Beyond that, the media expects us to believe that Obama never expressed interest in who would fill his now-vacant U.S. Senate seat in Illinois. Asked during a press conference (held in Obama’s Chicago transition office!) if he had any contact with the Illinois governor’s office about his replacement in the Senate, Obama replied: “I had no contact with the governor or his office, and so we were not, I was not aware of what was happening.”
But that doesn’t quite square with what his senior adviser David Alexrod told a local Chicago news affiliate on November 22: “I know he’s [Barack Obama] talked to the governor and there are a whole range of names many of which have surfaced, and I think he has a fondness for a lot of them.”

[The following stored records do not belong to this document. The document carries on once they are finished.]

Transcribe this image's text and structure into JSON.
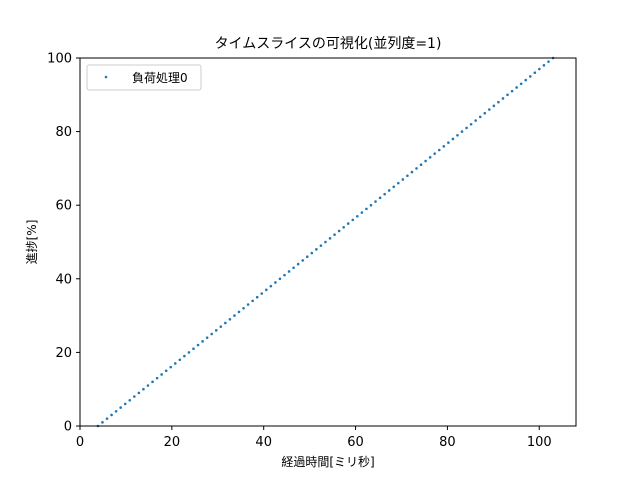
{
  "chart_data": {
    "type": "scatter",
    "title": "タイムスライスの可視化(並列度=1)",
    "xlabel": "経過時間[ミリ秒]",
    "ylabel": "進捗[%]",
    "xlim": [
      0,
      108
    ],
    "ylim": [
      0,
      100
    ],
    "xticks": [
      "0",
      "20",
      "40",
      "60",
      "80",
      "100"
    ],
    "yticks": [
      "0",
      "20",
      "40",
      "60",
      "80",
      "100"
    ],
    "grid": false,
    "legend_position": "upper-left",
    "series": [
      {
        "name": "負荷処理0",
        "color": "#1f77b4",
        "x_start": 3.9,
        "x_end": 103.0,
        "y_start": 0,
        "y_end": 100,
        "point_count": 100
      }
    ]
  }
}
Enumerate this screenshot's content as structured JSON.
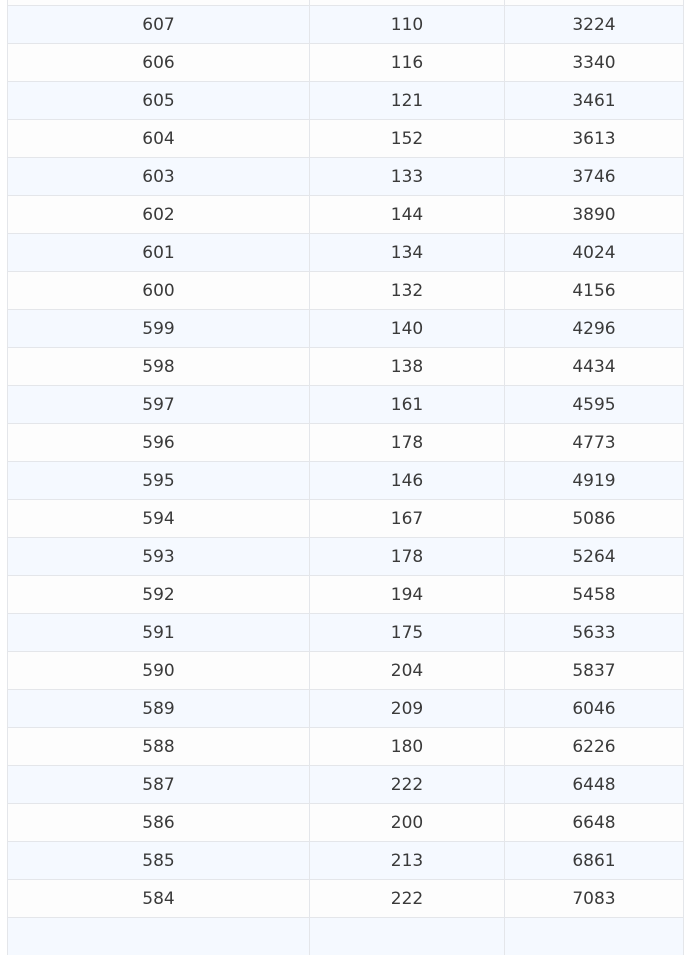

Alexrod in a press release on Tuesday, December 9 retracted his previous statement, saying he was “mistaken”: “I was mistaken when I told an interviewer last month that the President-elect has spoken directly to Governor Blagojevich about the Senate vacancy. They did not then or at any time discuss the subject.”

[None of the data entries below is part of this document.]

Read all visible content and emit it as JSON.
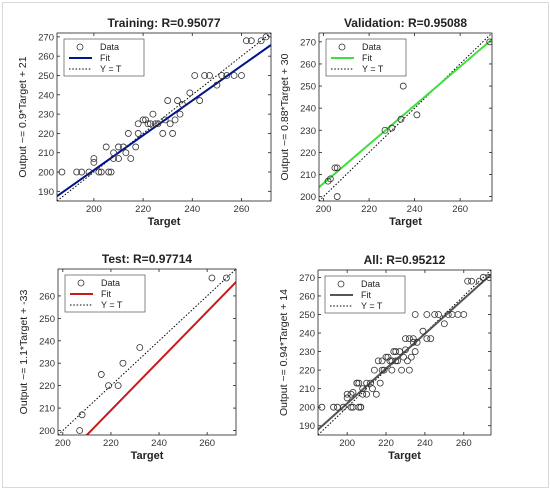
{
  "chart_data": [
    {
      "type": "scatter",
      "title": "Training: R=0.95077",
      "xlabel": "Target",
      "ylabel": "Output ~= 0.9*Target + 21",
      "xlim": [
        185,
        272
      ],
      "ylim": [
        185,
        272
      ],
      "xticks": [
        200,
        220,
        240,
        260
      ],
      "yticks": [
        190,
        200,
        210,
        220,
        230,
        240,
        250,
        260,
        270
      ],
      "fit_color": "#00158a",
      "fit": {
        "slope": 0.9,
        "intercept": 21
      },
      "legend": {
        "position": "top-left",
        "entries": [
          "Data",
          "Fit",
          "Y = T"
        ]
      },
      "points": [
        [
          187,
          200
        ],
        [
          193,
          200
        ],
        [
          195,
          200
        ],
        [
          198,
          200
        ],
        [
          200,
          207
        ],
        [
          200,
          205
        ],
        [
          202,
          200
        ],
        [
          203,
          200
        ],
        [
          205,
          213
        ],
        [
          206,
          200
        ],
        [
          207,
          200
        ],
        [
          208,
          207
        ],
        [
          208,
          210
        ],
        [
          210,
          213
        ],
        [
          210,
          207
        ],
        [
          212,
          213
        ],
        [
          213,
          210
        ],
        [
          214,
          220
        ],
        [
          215,
          207
        ],
        [
          217,
          213
        ],
        [
          218,
          220
        ],
        [
          218,
          225
        ],
        [
          220,
          227
        ],
        [
          221,
          227
        ],
        [
          222,
          225
        ],
        [
          223,
          225
        ],
        [
          224,
          230
        ],
        [
          225,
          225
        ],
        [
          226,
          225
        ],
        [
          228,
          220
        ],
        [
          229,
          227
        ],
        [
          230,
          237
        ],
        [
          231,
          225
        ],
        [
          232,
          220
        ],
        [
          233,
          227
        ],
        [
          234,
          237
        ],
        [
          235,
          230
        ],
        [
          236,
          235
        ],
        [
          239,
          241
        ],
        [
          241,
          250
        ],
        [
          243,
          237
        ],
        [
          245,
          250
        ],
        [
          247,
          250
        ],
        [
          250,
          245
        ],
        [
          252,
          250
        ],
        [
          254,
          250
        ],
        [
          257,
          250
        ],
        [
          260,
          250
        ],
        [
          262,
          268
        ],
        [
          264,
          268
        ],
        [
          268,
          268
        ],
        [
          270,
          270
        ]
      ]
    },
    {
      "type": "scatter",
      "title": "Validation: R=0.95088",
      "xlabel": "Target",
      "ylabel": "Output ~= 0.88*Target + 30",
      "xlim": [
        198,
        274
      ],
      "ylim": [
        198,
        274
      ],
      "xticks": [
        200,
        220,
        240,
        260
      ],
      "yticks": [
        200,
        210,
        220,
        230,
        240,
        250,
        260,
        270
      ],
      "fit_color": "#3ee03e",
      "fit": {
        "slope": 0.88,
        "intercept": 30
      },
      "legend": {
        "position": "top-left",
        "entries": [
          "Data",
          "Fit",
          "Y = T"
        ]
      },
      "points": [
        [
          202,
          207
        ],
        [
          203,
          208
        ],
        [
          205,
          213
        ],
        [
          206,
          213
        ],
        [
          206,
          200
        ],
        [
          227,
          230
        ],
        [
          230,
          231
        ],
        [
          234,
          235
        ],
        [
          235,
          250
        ],
        [
          241,
          237
        ],
        [
          273,
          270
        ]
      ]
    },
    {
      "type": "scatter",
      "title": "Test: R=0.97714",
      "xlabel": "Target",
      "ylabel": "Output ~= 1.1*Target + -33",
      "xlim": [
        198,
        272
      ],
      "ylim": [
        198,
        272
      ],
      "xticks": [
        200,
        220,
        240,
        260
      ],
      "yticks": [
        200,
        210,
        220,
        230,
        240,
        250,
        260
      ],
      "fit_color": "#c81c1c",
      "fit": {
        "slope": 1.1,
        "intercept": -33
      },
      "legend": {
        "position": "top-left",
        "entries": [
          "Data",
          "Fit",
          "Y = T"
        ]
      },
      "points": [
        [
          207,
          200
        ],
        [
          208,
          207
        ],
        [
          216,
          225
        ],
        [
          219,
          220
        ],
        [
          223,
          220
        ],
        [
          225,
          230
        ],
        [
          232,
          237
        ],
        [
          262,
          268
        ],
        [
          268,
          268
        ]
      ]
    },
    {
      "type": "scatter",
      "title": "All: R=0.95212",
      "xlabel": "Target",
      "ylabel": "Output ~= 0.94*Target + 14",
      "xlim": [
        185,
        274
      ],
      "ylim": [
        185,
        274
      ],
      "xticks": [
        200,
        220,
        240,
        260
      ],
      "yticks": [
        190,
        200,
        210,
        220,
        230,
        240,
        250,
        260,
        270
      ],
      "fit_color": "#555555",
      "fit": {
        "slope": 0.94,
        "intercept": 14
      },
      "legend": {
        "position": "top-left",
        "entries": [
          "Data",
          "Fit",
          "Y = T"
        ]
      },
      "points": [
        [
          187,
          200
        ],
        [
          193,
          200
        ],
        [
          195,
          200
        ],
        [
          198,
          200
        ],
        [
          200,
          207
        ],
        [
          200,
          205
        ],
        [
          202,
          200
        ],
        [
          203,
          200
        ],
        [
          205,
          213
        ],
        [
          206,
          200
        ],
        [
          207,
          200
        ],
        [
          208,
          207
        ],
        [
          208,
          210
        ],
        [
          210,
          213
        ],
        [
          210,
          207
        ],
        [
          212,
          213
        ],
        [
          213,
          210
        ],
        [
          214,
          220
        ],
        [
          215,
          207
        ],
        [
          217,
          213
        ],
        [
          218,
          220
        ],
        [
          218,
          225
        ],
        [
          220,
          227
        ],
        [
          221,
          227
        ],
        [
          222,
          225
        ],
        [
          223,
          225
        ],
        [
          224,
          230
        ],
        [
          225,
          225
        ],
        [
          226,
          225
        ],
        [
          228,
          220
        ],
        [
          229,
          227
        ],
        [
          230,
          237
        ],
        [
          231,
          225
        ],
        [
          232,
          220
        ],
        [
          233,
          227
        ],
        [
          234,
          237
        ],
        [
          235,
          230
        ],
        [
          236,
          235
        ],
        [
          239,
          241
        ],
        [
          241,
          250
        ],
        [
          243,
          237
        ],
        [
          245,
          250
        ],
        [
          247,
          250
        ],
        [
          250,
          245
        ],
        [
          252,
          250
        ],
        [
          254,
          250
        ],
        [
          257,
          250
        ],
        [
          260,
          250
        ],
        [
          262,
          268
        ],
        [
          264,
          268
        ],
        [
          268,
          268
        ],
        [
          270,
          270
        ],
        [
          202,
          207
        ],
        [
          203,
          208
        ],
        [
          205,
          213
        ],
        [
          206,
          213
        ],
        [
          227,
          230
        ],
        [
          230,
          231
        ],
        [
          234,
          235
        ],
        [
          235,
          250
        ],
        [
          241,
          237
        ],
        [
          273,
          270
        ],
        [
          207,
          200
        ],
        [
          216,
          225
        ],
        [
          219,
          220
        ],
        [
          223,
          220
        ],
        [
          225,
          230
        ],
        [
          232,
          237
        ]
      ]
    }
  ]
}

You would think such a blatant contradiction would warrant some tough questions from the media, who should not be satisfied with a simple, “I was mistaken.” Not so.
NBC’s chief political correspondent Chuck Todd defends Axelrod by saying it’s the job of these political spokespersons to make it look as if their boss is “on top of the situation.” From MSNBC’s Morning Joe: “Could an adviser around Obama want to always make it look like Obama was on top of the situation and may have over spoke in that way?”
Can you imagine White House Press Secretary Dana Perino making such a retraction relative to a corrupt political connection to President Bush and the mainstream media simply accepting it and writing it off as “her job”?
MSNBC’s Chris Matthews is on record as stating that it’s his job to make sure Obama succeeds. Obviously he speaks for all of the mainstream media who clearly have no intent of examining Barack Obama’s corrupt political connections. They refused to do it during the campaign. Why should we expect any less from them now?